24.06.2010

CSA-Kreisvorsitzender Dr. Christian Steidl wiedergewählt

Gerechte Lastenverteilung bei Finanzierung der Bankenkrise und wohnortnahe Arbeitsplätze gefordert

Kreis Miltenberg. Einstimmig wurden der Kreisvorsitzende Dr. Christian Steidl und seine Stellvertreter Siegbert Buhleier und Jennifer Rudowicz bei der Kreisversammlung der Christlich-Sozialen Arbeitnehmer (CSA) am vergangenen Dienstag in Erlenbach in ihren Ämtern bestätigt. In seinem Rechenschaftsbericht erläuterte Steidl, dass sich die CSA mit den Ursachen, Folgen und Konsequenzen aus der Bankenkrise beschäftigt hat und eine sozial gerechte Lastenverteilung beim Abbau der aufgetürmten Schuldenberge fordert.

Nach vielen Jahren ohne gewählten CSA-Kreisvorstand wurde der Verband im Jahr 2007 wiederbelebt. Den zwischenzeitlich eingeführten Mitgliedsbeitrag zahlte damals niemand, berichtete der Chemiker Dr. Christian Steidl, der im Marketing einer Frankfurter Chemiefirma arbeitet. Inzwischen sei es gelungen, nicht nur alte Mitglieder zu reaktivieren, sondern auch neue zu werben und der Verband zählt nun 36 Mitglieder. „Diesen Aufwärtstrend wollen wir fortsetzen”, so Steidl

Eines der Neumitglieder ist Karin Nebauer, die die Kassenführung von Werner Dörrhöfer übernimmt, der aus beruflichen Gründen nicht mehr im Landkreis Miltenberg wohnt. Einen weiteren Generationswechesel gab es in der Schriftführung. Hier übernimmt Thomas Bräutigam das Amt von Manfred Scholz. Als Beisitzer gehören dem Vorstand Burkard Rüth, Barbara Beck, Franz-Josef Zöller, Maria Ripperger, Manfred Scholz und Martin Nebauer an.

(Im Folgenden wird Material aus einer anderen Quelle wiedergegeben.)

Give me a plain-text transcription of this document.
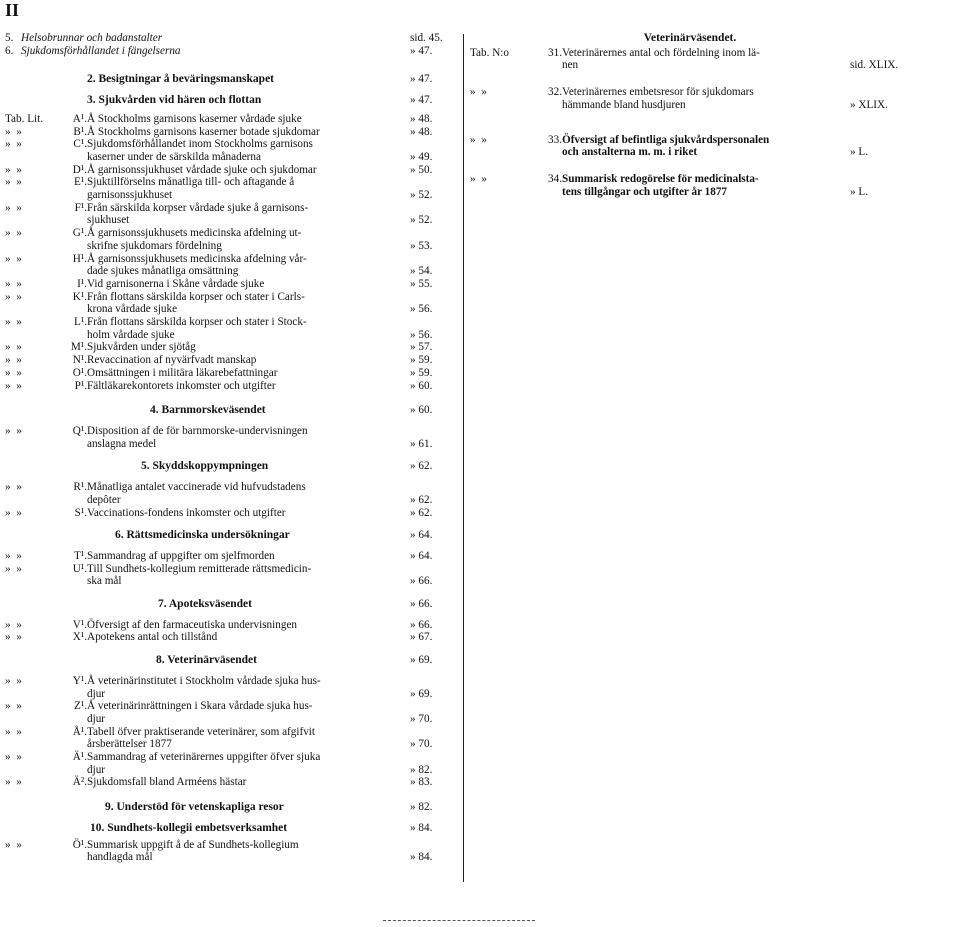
II
5. Helsobrunnar och badanstalter	sid. 45.
6. Sjukdomsförhållandet i fängelserna	» 47.
2. Besigtningar å beväringsmanskapet	» 47.
3. Sjukvården vid hären och flottan	» 47.
Tab. Lit.	A¹. Å Stockholms garnisons kaserner vårdade sjuke	» 48.
»  »	B¹. Å Stockholms garnisons kaserner botade sjukdomar	» 48.
»  »	C¹. Sjukdomsförhållandet inom Stockholms garnisons
kaserner under de särskilda månaderna	» 49.
»  »	D¹. Å garnisonssjukhuset vårdade sjuke och sjukdomar	» 50.
»  »	E¹. Sjuktillförselns månatliga till- och aftagande å
garnisonssjukhuset	» 52.
»  »	F¹. Från särskilda korpser vårdade sjuke å garnisons-
sjukhuset	» 52.
»  »	G¹. Å garnisonssjukhusets medicinska afdelning ut-
skrifne sjukdomars fördelning	» 53.
»  »	H¹. Å garnisonssjukhusets medicinska afdelning vår-
dade sjukes månatliga omsättning	» 54.
»  »	I¹. Vid garnisonerna i Skåne vårdade sjuke	» 55.
»  »	K¹. Från flottans särskilda korpser och stater i Carls-
krona vårdade sjuke	» 56.
»  »	L¹. Från flottans särskilda korpser och stater i Stock-
holm vårdade sjuke	» 56.
»  »	M¹. Sjukvården under sjötåg	» 57.
»  »	N¹. Revaccination af nyvärfvadt manskap	» 59.
»  »	O¹. Omsättningen i militära läkarebefattningar	» 59.
»  »	P¹. Fältläkarekontorets inkomster och utgifter	» 60.
4. Barnmorskeväsendet	» 60.
»  »	Q¹. Disposition af de för barnmorske-undervisningen
anslagna medel	» 61.
5. Skyddskoppympningen	» 62.
»  »	R¹. Månatliga antalet vaccinerade vid hufvudstadens
depôter	» 62.
»  »	S¹. Vaccinations-fondens inkomster och utgifter	» 62.
6. Rättsmedicinska undersökningar	» 64.
»  »	T¹. Sammandrag af uppgifter om sjelfmorden	» 64.
»  »	U¹. Till Sundhets-kollegium remitterade rättsmedicin-
ska mål	» 66.
7. Apoteksväsendet	» 66.
»  »	V¹. Öfversigt af den farmaceutiska undervisningen	» 66.
»  »	X¹. Apotekens antal och tillstånd	» 67.
8. Veterinärväsendet	» 69.
»  »	Y¹. Å veterinärinstitutet i Stockholm vårdade sjuka hus-
djur	» 69.
»  »	Z¹. Å veterinärinrättningen i Skara vårdade sjuka hus-
djur	» 70.
»  »	Å¹. Tabell öfver praktiserande veterinärer, som afgifvit
årsberättelser 1877	» 70.
»  »	Ä¹. Sammandrag af veterinärernes uppgifter öfver sjuka
djur	» 82.
»  »	Ä². Sjukdomsfall bland Arméens hästar	» 83.
9. Understöd för vetenskapliga resor	» 82.
10. Sundhets-kollegii embetsverksamhet	» 84.
»  »	Ö¹. Summarisk uppgift å de af Sundhets-kollegium
handlagda mål	» 84.
Veterinärväsendet.
Tab. N:o	31. Veterinärernes antal och fördelning inom lä-
nen	sid. XLIX.
»  »	32. Veterinärernes embetsresor för sjukdomars
hämmande bland husdjuren	» XLIX.
»  »	33. Öfversigt af befintliga sjukvårdspersonalen
och anstalterna m. m. i riket	» L.
»  »	34. Summarisk redogörelse för medicinalsta-
tens tillgångar och utgifter år 1877	» L.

Die Kassenprüfung übernehmen Matthias Ebert und Jürgen Schneider.

Zu Bezirksdelegierten wurden Christian Steidl, Jennifer Rudowicz, Siegbert Buhleier und Thomas Bräutigam gewählt. Ersatzdelegierte sind Karin Nebauer, Barbara Beck, Manfred Scholz und Burkard Rüth. In der Landesversammlung wird die Miltenberger CSA von Christian Steidl und Jennifer Rudowicz bzw. ersatzweise von Siegbert Buhleier und Thomas Bräutigam vertreten.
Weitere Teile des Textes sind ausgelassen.